The following code lines are used to generate a partial autocorrelation function of the time series.

# partial autocorrelation plot 
# https://www.statsmodels.org/stable/generated/statsmodels.graphics.tsaplots.plot_pacf.html
# https://www.statsmodels.org/stable/generated/statsmodels.tsa.stattools.pacf.html

with mpl.rc_context():
    mpl.rc("figure",figsize=(12,8))  # here adjust the figure size
    sm.graphics.tsa.plot_pacf(time_series_ar_pd, lags=40)
    plt.savefig('pacf_ar.png')

# store the numerical values in vectors
# alpha - confidence interval
pacf_ar, pacf_ar_confidence = sm.tsa.stattools.pacf(time_ar_pd,nlags=40, alpha=0.05)

The generated partial autocorrelation function is given in the figure below.

Figure 7: Partial autocorrelation function of the generated AR(1) time-series.
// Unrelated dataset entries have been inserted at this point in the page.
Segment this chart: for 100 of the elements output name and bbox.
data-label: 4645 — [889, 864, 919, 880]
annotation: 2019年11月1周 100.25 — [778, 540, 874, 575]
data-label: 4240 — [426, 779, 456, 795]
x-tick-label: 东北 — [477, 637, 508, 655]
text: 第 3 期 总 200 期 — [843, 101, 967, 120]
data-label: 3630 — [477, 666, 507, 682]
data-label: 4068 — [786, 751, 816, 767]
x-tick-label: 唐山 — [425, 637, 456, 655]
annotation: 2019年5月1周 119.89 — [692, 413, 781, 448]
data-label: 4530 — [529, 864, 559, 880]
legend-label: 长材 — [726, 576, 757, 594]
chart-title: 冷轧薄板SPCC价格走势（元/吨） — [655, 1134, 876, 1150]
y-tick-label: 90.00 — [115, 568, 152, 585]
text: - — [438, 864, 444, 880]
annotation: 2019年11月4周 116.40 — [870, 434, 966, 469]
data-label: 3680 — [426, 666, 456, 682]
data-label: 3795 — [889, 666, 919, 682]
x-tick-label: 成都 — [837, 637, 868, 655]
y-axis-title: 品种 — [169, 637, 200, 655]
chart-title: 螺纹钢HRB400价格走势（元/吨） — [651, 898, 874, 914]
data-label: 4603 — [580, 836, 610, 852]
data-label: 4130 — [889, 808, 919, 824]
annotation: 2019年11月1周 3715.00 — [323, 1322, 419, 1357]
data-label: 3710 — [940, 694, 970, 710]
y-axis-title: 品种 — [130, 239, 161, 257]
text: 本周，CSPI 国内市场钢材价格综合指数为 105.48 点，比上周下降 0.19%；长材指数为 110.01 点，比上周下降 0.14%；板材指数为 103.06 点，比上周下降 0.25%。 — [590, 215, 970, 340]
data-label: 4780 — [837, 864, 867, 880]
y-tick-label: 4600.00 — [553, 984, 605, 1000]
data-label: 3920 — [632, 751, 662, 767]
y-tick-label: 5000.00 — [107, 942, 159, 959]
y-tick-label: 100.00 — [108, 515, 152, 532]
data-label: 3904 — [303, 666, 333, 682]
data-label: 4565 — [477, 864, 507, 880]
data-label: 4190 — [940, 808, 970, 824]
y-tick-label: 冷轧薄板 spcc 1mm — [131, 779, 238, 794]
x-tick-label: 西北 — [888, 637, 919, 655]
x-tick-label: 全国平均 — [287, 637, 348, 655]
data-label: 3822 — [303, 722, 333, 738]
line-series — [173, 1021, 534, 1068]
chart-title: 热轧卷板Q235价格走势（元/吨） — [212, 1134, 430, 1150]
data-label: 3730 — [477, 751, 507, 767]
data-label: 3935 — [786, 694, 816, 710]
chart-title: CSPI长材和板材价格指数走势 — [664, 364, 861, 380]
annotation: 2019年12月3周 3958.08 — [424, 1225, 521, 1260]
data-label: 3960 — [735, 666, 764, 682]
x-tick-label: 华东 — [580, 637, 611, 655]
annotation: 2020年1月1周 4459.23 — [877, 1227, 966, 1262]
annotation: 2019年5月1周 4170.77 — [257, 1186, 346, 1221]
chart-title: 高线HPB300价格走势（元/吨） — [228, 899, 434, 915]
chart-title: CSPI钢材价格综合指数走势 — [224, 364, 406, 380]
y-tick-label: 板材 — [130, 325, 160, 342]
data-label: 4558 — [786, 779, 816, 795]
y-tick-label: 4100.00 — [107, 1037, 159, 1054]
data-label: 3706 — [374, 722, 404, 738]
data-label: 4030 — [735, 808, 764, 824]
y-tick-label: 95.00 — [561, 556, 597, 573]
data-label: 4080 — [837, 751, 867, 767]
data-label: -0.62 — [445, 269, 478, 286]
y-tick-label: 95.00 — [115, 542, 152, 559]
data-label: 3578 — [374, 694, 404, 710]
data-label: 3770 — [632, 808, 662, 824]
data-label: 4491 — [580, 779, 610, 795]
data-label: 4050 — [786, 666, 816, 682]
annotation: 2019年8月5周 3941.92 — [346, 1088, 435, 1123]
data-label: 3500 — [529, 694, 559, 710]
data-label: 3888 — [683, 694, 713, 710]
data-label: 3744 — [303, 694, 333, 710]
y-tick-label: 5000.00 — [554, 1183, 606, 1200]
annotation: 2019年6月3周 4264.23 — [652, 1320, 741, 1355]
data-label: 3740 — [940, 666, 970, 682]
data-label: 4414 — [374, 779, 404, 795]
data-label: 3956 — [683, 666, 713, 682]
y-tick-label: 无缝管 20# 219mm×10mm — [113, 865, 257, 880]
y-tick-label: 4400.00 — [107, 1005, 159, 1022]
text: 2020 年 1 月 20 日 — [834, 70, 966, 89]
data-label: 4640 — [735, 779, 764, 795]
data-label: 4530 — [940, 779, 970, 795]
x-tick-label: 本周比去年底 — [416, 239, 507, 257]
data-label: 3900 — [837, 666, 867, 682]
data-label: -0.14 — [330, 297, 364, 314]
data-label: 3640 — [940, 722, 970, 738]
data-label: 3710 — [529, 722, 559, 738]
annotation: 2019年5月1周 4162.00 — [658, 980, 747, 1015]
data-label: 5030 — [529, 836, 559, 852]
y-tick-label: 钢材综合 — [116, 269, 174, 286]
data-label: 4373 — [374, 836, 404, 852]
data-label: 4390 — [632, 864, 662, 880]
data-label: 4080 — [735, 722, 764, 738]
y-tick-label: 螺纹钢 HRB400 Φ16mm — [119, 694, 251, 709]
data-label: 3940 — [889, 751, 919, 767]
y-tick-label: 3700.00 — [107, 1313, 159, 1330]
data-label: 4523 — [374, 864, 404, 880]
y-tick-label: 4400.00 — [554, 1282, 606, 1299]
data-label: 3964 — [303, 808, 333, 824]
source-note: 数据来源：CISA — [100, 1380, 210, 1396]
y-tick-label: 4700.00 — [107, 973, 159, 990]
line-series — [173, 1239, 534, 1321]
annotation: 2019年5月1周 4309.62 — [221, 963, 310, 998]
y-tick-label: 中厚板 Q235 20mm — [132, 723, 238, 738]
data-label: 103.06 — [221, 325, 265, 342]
What can we observe from Fig. 7? We can see that the estimated partial autocorrelation function has a non-zero entry for the lag of 1. It can be shown that the largest non-zero lag for which the partial autocorrelation is non-zero is actually a good estimate of the model order p of the AR process. Consequently, the partial autocorrelation plot can be used as a tool for estimating the model order of the AR processes.

Finally, the following code lines are used to compute the QQ-plot of the generated AR process.

# QQ plot
# https://www.statsmodels.org/stable/generated/statsmodels.graphics.gofplots.qqplot.html

with mpl.rc_context():
    mpl.rc("figure",figsize=(12,8))  # here adjust the figure size
    sm.qqplot(time_series_ar_pd,line='s')
    plt.title('QQ plot')
    plt.savefig('QQ_ar.png') 

The generated plot is shown in the figure below.

Figure 8: QQ plot of the generated AR(1) process.

What can we observe from Fig. 8? We can observe that the empirical distribution generated by the samples of the AR(1) process deviates from the ideal normal distribution at the end of the intervals. Although this deviation is not so severe, it can indicate a non-normality of the samples.